What are the signs and symptoms of Crouzon syndrome?

  It is also known as craniofacial osteogenesis imperfecta syndrome, first reported by French neurologist crouzon in 1912. It is characterized by premature closure of the cranial sutures and a frog-shaped face, which is characterized by a protruding eye sign and midface recession. The syndrome is familial and is inherited as an autosomal dominant disorder with an ectopic rate of nearly 100%.  Clinical manifestations: Patients with Crouzon syndrome have different characteristics of cranial deformities. Due to the different sites of premature closure of cranial sutures, navicular, triangular or acromegalic head deformities can occur. The maxilla is poorly developed in all directions of the three-dimensional space, the recession of the mid-facial skeleton, the shortening of the anterior-posterior diameter of the low orbit, and the insufficient volume size of the orbit to accommodate the orbital contents lead to proptosis.  The basic signs are cranial deformity and facial skeletal dysplasia. The head is pointed, triangular or navicular, flattened in front and back, sunken nasal bridge, protruding lower jaw, and high hard palate.
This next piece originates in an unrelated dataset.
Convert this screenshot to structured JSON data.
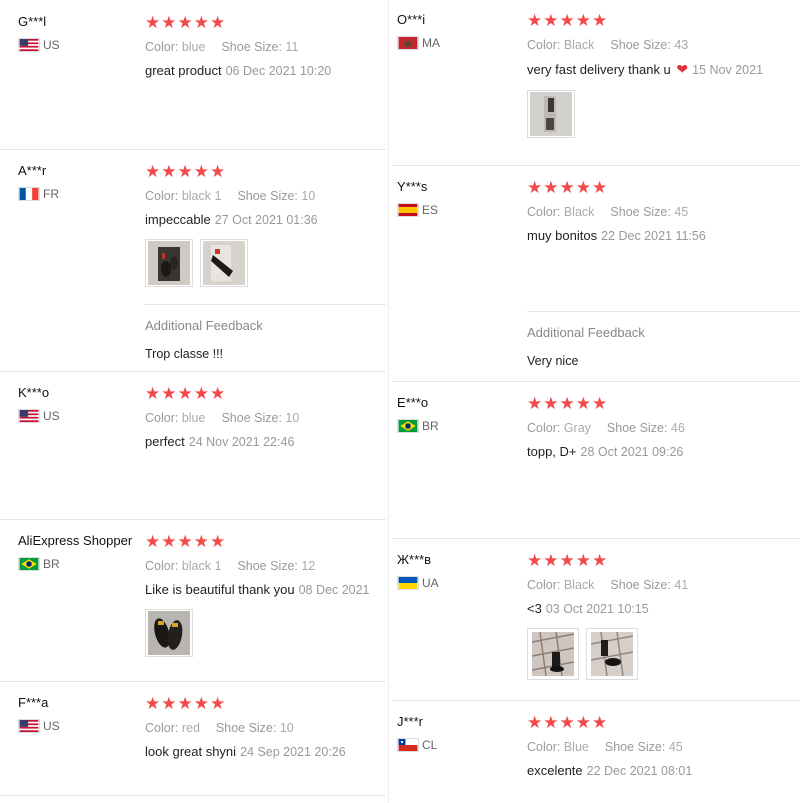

The skull cap is thin, the cerebral gyrus is increased, the skull base is short and deep, the butterfly saddle is vertical, and the orbit is obviously small.  Surgery: The timing of surgery can be divided into early treatment (within one year) and late treatment (after one year). In recent years, early surgery is advocated because it can minimize the psychological and social trauma of the child.       The purpose of early surgery is twofold: (i) to reduce intracranial pressure, thus preventing the onset of visual impairment and allowing normal brain development; and (ii) to restore the brain shape to normal. Late surgery refers to surgery performed after the child’s first birthday.  Le Fort type III osteotomy with anterior displacement (Tessier method) can be used for mild deformities. For moderate and severe deformities, a combined intracranial and extracranial approach with split craniofacial bone advancement and Le Fort III osteotomy (Enbloc procedure) and a whole craniofacial bone advancement and Le Fort III osteotomy (Monobloc procedure) can be used.